Some failure modes turn out to be non-fatal. FM-1.3 (Step Repetition) appears in over 90% of successful Kimi-K2 runs. Looping through diagnostic steps repeatedly is apparently just what good SRE agents do; it’s not a signal of breakdown. FM-3.3 (Incorrect Verification) appears in failed traces, but also in successful ones, meaning agents can survive and correct from poor self-assessment. Treating every failure mode as equally urgent would send you chasing the wrong problems.

The failure modes that strongly predict task failure are FM-1.5, FM-3.1, FM-1.4, and FM-2.3. These are the ones worth engineering around first.

For anyone building production agents that need to operate reliably in enterprise IT environments, the ITBench-Trajectories dataset gives you a starting point for trace-level analysis without having to generate your own corpus. The MAST taxonomy gives you the annotation schema. Applying both to your own agent’s failure traces is the practical takeaway from this research.

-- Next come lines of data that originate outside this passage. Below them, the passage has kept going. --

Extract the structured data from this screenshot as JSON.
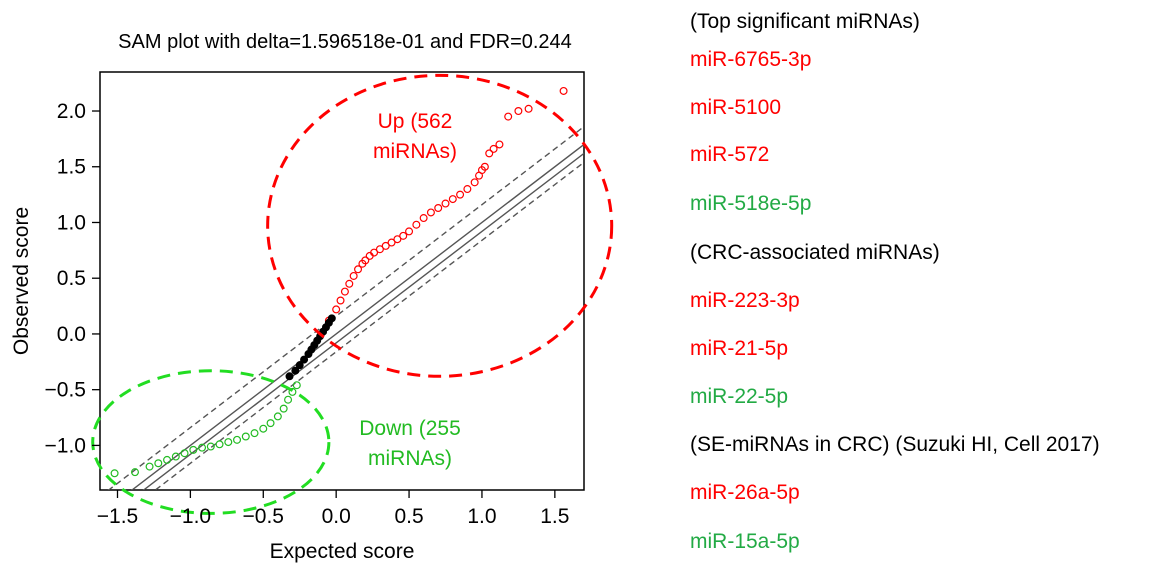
{
  "chart_data": {
    "type": "scatter",
    "title": "SAM plot with delta=1.596518e-01 and FDR=0.244",
    "xlabel": "Expected score",
    "ylabel": "Observed score",
    "xlim": [
      -1.62,
      1.7
    ],
    "ylim": [
      -1.4,
      2.35
    ],
    "xticks": [
      "-1.5",
      "-1.0",
      "-0.5",
      "0.0",
      "0.5",
      "1.0",
      "1.5"
    ],
    "yticks": [
      "-1.0",
      "-0.5",
      "0.0",
      "0.5",
      "1.0",
      "1.5",
      "2.0"
    ],
    "grid": false,
    "reference_lines": [
      {
        "style": "solid",
        "color": "#555555",
        "intercept": 0.0,
        "slope": 1.0
      },
      {
        "style": "solid",
        "color": "#555555",
        "intercept": -0.08,
        "slope": 1.0
      },
      {
        "style": "dashed",
        "color": "#555555",
        "intercept": 0.16,
        "slope": 1.0
      },
      {
        "style": "dashed",
        "color": "#555555",
        "intercept": -0.16,
        "slope": 1.0
      }
    ],
    "series": [
      {
        "group": "up",
        "color": "#ff0000",
        "marker": "circle-open",
        "points": [
          [
            -0.05,
            0.12
          ],
          [
            0.0,
            0.22
          ],
          [
            0.03,
            0.3
          ],
          [
            0.06,
            0.38
          ],
          [
            0.09,
            0.45
          ],
          [
            0.12,
            0.52
          ],
          [
            0.15,
            0.58
          ],
          [
            0.18,
            0.63
          ],
          [
            0.2,
            0.66
          ],
          [
            0.23,
            0.7
          ],
          [
            0.26,
            0.73
          ],
          [
            0.3,
            0.76
          ],
          [
            0.34,
            0.79
          ],
          [
            0.38,
            0.82
          ],
          [
            0.42,
            0.85
          ],
          [
            0.46,
            0.88
          ],
          [
            0.5,
            0.92
          ],
          [
            0.55,
            0.98
          ],
          [
            0.6,
            1.04
          ],
          [
            0.65,
            1.09
          ],
          [
            0.7,
            1.13
          ],
          [
            0.75,
            1.17
          ],
          [
            0.8,
            1.21
          ],
          [
            0.85,
            1.25
          ],
          [
            0.9,
            1.3
          ],
          [
            0.95,
            1.36
          ],
          [
            0.98,
            1.42
          ],
          [
            1.0,
            1.47
          ],
          [
            1.02,
            1.5
          ],
          [
            1.05,
            1.62
          ],
          [
            1.08,
            1.66
          ],
          [
            1.12,
            1.7
          ],
          [
            1.18,
            1.95
          ],
          [
            1.25,
            2.0
          ],
          [
            1.32,
            2.02
          ],
          [
            1.56,
            2.18
          ]
        ]
      },
      {
        "group": "not-significant",
        "color": "#000000",
        "marker": "circle-filled",
        "points": [
          [
            -0.32,
            -0.38
          ],
          [
            -0.28,
            -0.33
          ],
          [
            -0.25,
            -0.28
          ],
          [
            -0.22,
            -0.23
          ],
          [
            -0.19,
            -0.18
          ],
          [
            -0.17,
            -0.14
          ],
          [
            -0.15,
            -0.1
          ],
          [
            -0.13,
            -0.06
          ],
          [
            -0.11,
            -0.02
          ],
          [
            -0.09,
            0.02
          ],
          [
            -0.07,
            0.06
          ],
          [
            -0.05,
            0.1
          ],
          [
            -0.03,
            0.14
          ]
        ]
      },
      {
        "group": "down",
        "color": "#22bb22",
        "marker": "circle-open",
        "points": [
          [
            -1.52,
            -1.25
          ],
          [
            -1.38,
            -1.24
          ],
          [
            -1.28,
            -1.19
          ],
          [
            -1.22,
            -1.16
          ],
          [
            -1.16,
            -1.13
          ],
          [
            -1.1,
            -1.1
          ],
          [
            -1.04,
            -1.07
          ],
          [
            -0.98,
            -1.04
          ],
          [
            -0.92,
            -1.02
          ],
          [
            -0.86,
            -1.01
          ],
          [
            -0.8,
            -0.99
          ],
          [
            -0.74,
            -0.97
          ],
          [
            -0.68,
            -0.95
          ],
          [
            -0.62,
            -0.92
          ],
          [
            -0.56,
            -0.89
          ],
          [
            -0.5,
            -0.85
          ],
          [
            -0.45,
            -0.8
          ],
          [
            -0.4,
            -0.74
          ],
          [
            -0.36,
            -0.67
          ],
          [
            -0.33,
            -0.59
          ],
          [
            -0.3,
            -0.52
          ],
          [
            -0.27,
            -0.46
          ]
        ]
      }
    ],
    "annotations": [
      {
        "text": "Up (562",
        "color": "#ff0000"
      },
      {
        "text": "miRNAs)",
        "color": "#ff0000"
      },
      {
        "text": "Down (255",
        "color": "#22bb22"
      },
      {
        "text": "miRNAs)",
        "color": "#22bb22"
      }
    ],
    "ellipses": [
      {
        "color": "#ff0000",
        "style": "dashed",
        "cx": 0.71,
        "cy": 0.97,
        "rx": 1.18,
        "ry": 1.35
      },
      {
        "color": "#22dd22",
        "style": "dashed",
        "cx": -0.86,
        "cy": -0.97,
        "rx": 0.81,
        "ry": 0.64
      }
    ]
  },
  "legend": {
    "items": [
      {
        "text": "(Top significant miRNAs)",
        "color": "#000000"
      },
      {
        "text": "miR-6765-3p",
        "color": "#ff0000"
      },
      {
        "text": "miR-5100",
        "color": "#ff0000"
      },
      {
        "text": "miR-572",
        "color": "#ff0000"
      },
      {
        "text": "miR-518e-5p",
        "color": "#22aa44"
      },
      {
        "text": "(CRC-associated miRNAs)",
        "color": "#000000"
      },
      {
        "text": "miR-223-3p",
        "color": "#ff0000"
      },
      {
        "text": "miR-21-5p",
        "color": "#ff0000"
      },
      {
        "text": "miR-22-5p",
        "color": "#22aa44"
      },
      {
        "text": "(SE-miRNAs in CRC) (Suzuki HI, Cell 2017)",
        "color": "#000000"
      },
      {
        "text": "miR-26a-5p",
        "color": "#ff0000"
      },
      {
        "text": "miR-15a-5p",
        "color": "#22aa44"
      }
    ]
  }
}
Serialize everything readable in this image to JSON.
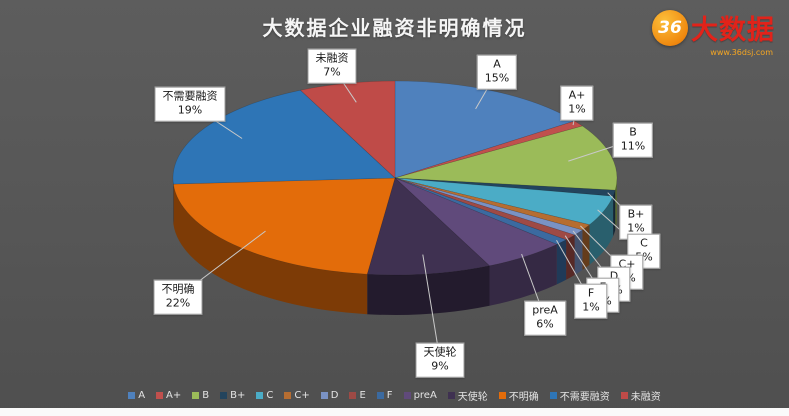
{
  "title": "大数据企业融资非明确情况",
  "logo": {
    "circle_text": "36",
    "brand_text": "大数据",
    "url_text": "www.36dsj.com"
  },
  "chart_data": {
    "type": "pie",
    "style": "3d-pie",
    "title": "大数据企业融资非明确情况",
    "unit": "%",
    "legend_position": "bottom",
    "slices": [
      {
        "label": "A",
        "value": 15,
        "color": "#4f81bd"
      },
      {
        "label": "A+",
        "value": 1,
        "color": "#c0504d"
      },
      {
        "label": "B",
        "value": 11,
        "color": "#9bbb59"
      },
      {
        "label": "B+",
        "value": 1,
        "color": "#23445d"
      },
      {
        "label": "C",
        "value": 5,
        "color": "#4bacc6"
      },
      {
        "label": "C+",
        "value": 1,
        "color": "#b66d31"
      },
      {
        "label": "D",
        "value": 1,
        "color": "#7a92c4"
      },
      {
        "label": "E",
        "value": 1,
        "color": "#9e4a45"
      },
      {
        "label": "F",
        "value": 1,
        "color": "#3b6aa0"
      },
      {
        "label": "preA",
        "value": 6,
        "color": "#604a7b"
      },
      {
        "label": "天使轮",
        "value": 9,
        "color": "#3f3151"
      },
      {
        "label": "不明确",
        "value": 22,
        "color": "#e36c0a"
      },
      {
        "label": "不需要融资",
        "value": 19,
        "color": "#2e75b6"
      },
      {
        "label": "未融资",
        "value": 7,
        "color": "#bf4b48"
      }
    ]
  }
}
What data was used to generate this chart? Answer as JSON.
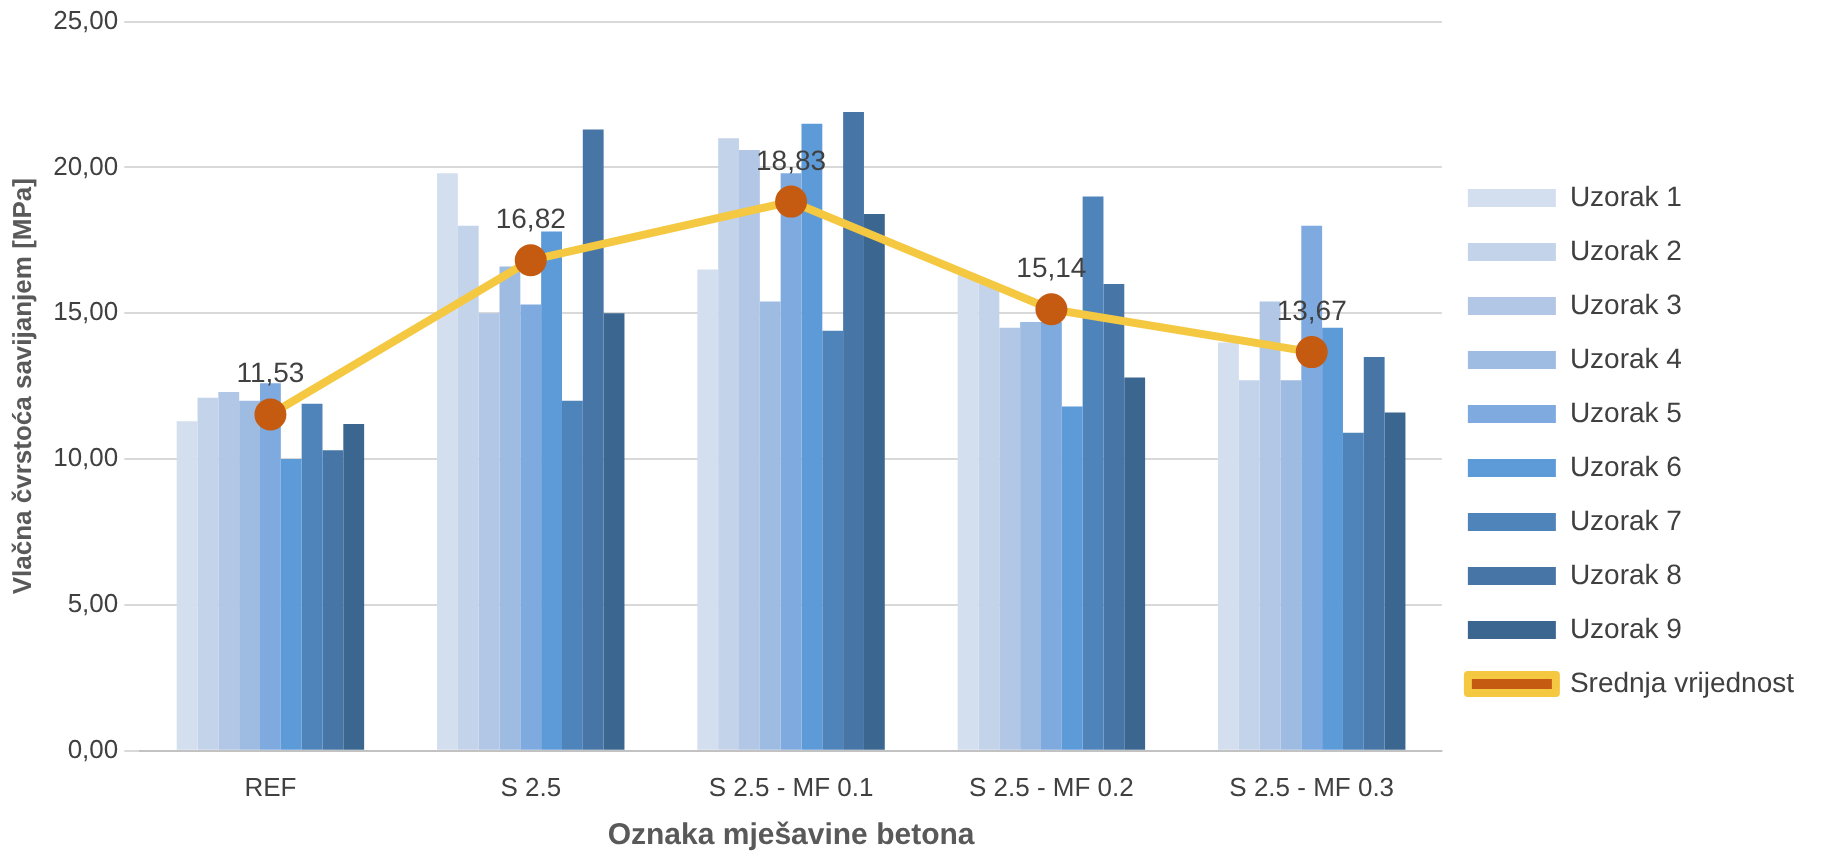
{
  "chart_data": {
    "type": "bar",
    "xlabel": "Oznaka mješavine betona",
    "ylabel": "Vlačna čvrstoća savijanjem [MPa]",
    "categories": [
      "REF",
      "S 2.5",
      "S 2.5 - MF 0.1",
      "S 2.5 - MF 0.2",
      "S 2.5 - MF 0.3"
    ],
    "ylim": [
      0,
      25
    ],
    "yticks": [
      {
        "value": 0,
        "label": "0,00"
      },
      {
        "value": 5,
        "label": "5,00"
      },
      {
        "value": 10,
        "label": "10,00"
      },
      {
        "value": 15,
        "label": "15,00"
      },
      {
        "value": 20,
        "label": "20,00"
      },
      {
        "value": 25,
        "label": "25,00"
      }
    ],
    "grid": "y",
    "legend": "right",
    "series": [
      {
        "name": "Uzorak 1",
        "color": "#d3deef",
        "values": [
          11.3,
          19.8,
          16.5,
          16.3,
          14.0
        ]
      },
      {
        "name": "Uzorak 2",
        "color": "#c3d3ea",
        "values": [
          12.1,
          18.0,
          21.0,
          16.0,
          12.7
        ]
      },
      {
        "name": "Uzorak 3",
        "color": "#b1c7e5",
        "values": [
          12.3,
          15.0,
          20.6,
          14.5,
          15.4
        ]
      },
      {
        "name": "Uzorak 4",
        "color": "#9ebbe2",
        "values": [
          12.0,
          16.6,
          15.4,
          14.7,
          12.7
        ]
      },
      {
        "name": "Uzorak 5",
        "color": "#7eaadf",
        "values": [
          12.6,
          15.3,
          19.8,
          14.7,
          18.0
        ]
      },
      {
        "name": "Uzorak 6",
        "color": "#5d9ad8",
        "values": [
          10.0,
          17.8,
          21.5,
          11.8,
          14.5
        ]
      },
      {
        "name": "Uzorak 7",
        "color": "#4f84bb",
        "values": [
          11.9,
          12.0,
          14.4,
          19.0,
          10.9
        ]
      },
      {
        "name": "Uzorak 8",
        "color": "#4675a6",
        "values": [
          10.3,
          21.3,
          21.9,
          16.0,
          13.5
        ]
      },
      {
        "name": "Uzorak 9",
        "color": "#3b6690",
        "values": [
          11.2,
          15.0,
          18.4,
          12.8,
          11.6
        ]
      },
      {
        "name": "Srednja vrijednost",
        "type": "line",
        "color": "#f5c842",
        "marker": "circle",
        "values": [
          11.53,
          16.82,
          18.83,
          15.14,
          13.67
        ],
        "value_labels": [
          "11,53",
          "16,82",
          "18,83",
          "15,14",
          "13,67"
        ]
      }
    ]
  }
}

The FinOps domain remaining at 0% is worth sitting with. Cloud cost attribution requires reasoning across billing data, workload configuration, and time-series anomalies simultaneously, and no current model can do that reliably in an autonomous loop. That’s a hard constraint on what enterprise FinOps automation can actually promise today, regardless of what any vendor’s marketing says.

The benchmark and taxonomy are both open; the IT-Bench code is at GitHub and the 65-scenario public dataset is on Hugging Face. If you’re building agents for enterprise IT workflows, it’s worth running your system against it before you trust it with a production Kubernetes cluster.